Bande annonce du Film de Freddy Mouchard, Compostelle, le chemin de la vie

Freddy Mouchard a suivi pendant 3 ans le parcours de plusieurs pèlerins se rendant à Saint-Jacques-de-Compostelle. Deux ans et demi après la sortie du film, il est toujours en salle. À l’occasion de sa diffusion à Saint-Etienne, le réalisateur parle de sa passion pour le documentaire mais aussi la fiction. Il dévoile également à Gilles Charles, de la radio Loire FM, la genèse de son documentaire « Compostelle, le chemin de la vie » : « il y a eu un avant et un après Compostelle dans ma vie de réalisateur, comme c’est le cas pour les pèlerins. J’avais à la fois envie de faire un beau film et de vivre une expérience personnelle».

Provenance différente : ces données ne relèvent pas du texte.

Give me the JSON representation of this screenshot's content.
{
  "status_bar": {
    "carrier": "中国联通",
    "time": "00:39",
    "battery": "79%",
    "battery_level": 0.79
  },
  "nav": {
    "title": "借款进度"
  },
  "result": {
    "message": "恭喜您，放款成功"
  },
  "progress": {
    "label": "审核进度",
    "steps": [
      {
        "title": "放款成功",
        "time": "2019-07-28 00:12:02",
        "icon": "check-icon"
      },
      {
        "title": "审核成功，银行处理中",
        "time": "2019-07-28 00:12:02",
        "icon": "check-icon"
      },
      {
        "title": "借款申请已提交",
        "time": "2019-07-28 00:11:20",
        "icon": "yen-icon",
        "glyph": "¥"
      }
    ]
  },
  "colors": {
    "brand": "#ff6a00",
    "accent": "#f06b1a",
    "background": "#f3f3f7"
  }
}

Amoureux du cinéma dès l’enfance

Freddy Mouchard a toujours souhaité être réalisateur. À l’école, il faisait du théâtre. Plus tard, au lycée, il participe à la création d’une section cinéma qui devient ensuite une section officielle. Après, « on ne fait pas d’école particulière, pour le documentaire ou la fiction. Ça se fait naturellement. Mais il y a un tronc commun à apprendre à raconter des histoires à travers des images qui s’animent ».

Rendez-vous avec Freddy Mouchard, ajoutée le 9.12.2017 par Gilles Charles de Loire FM (Saint-Etienne)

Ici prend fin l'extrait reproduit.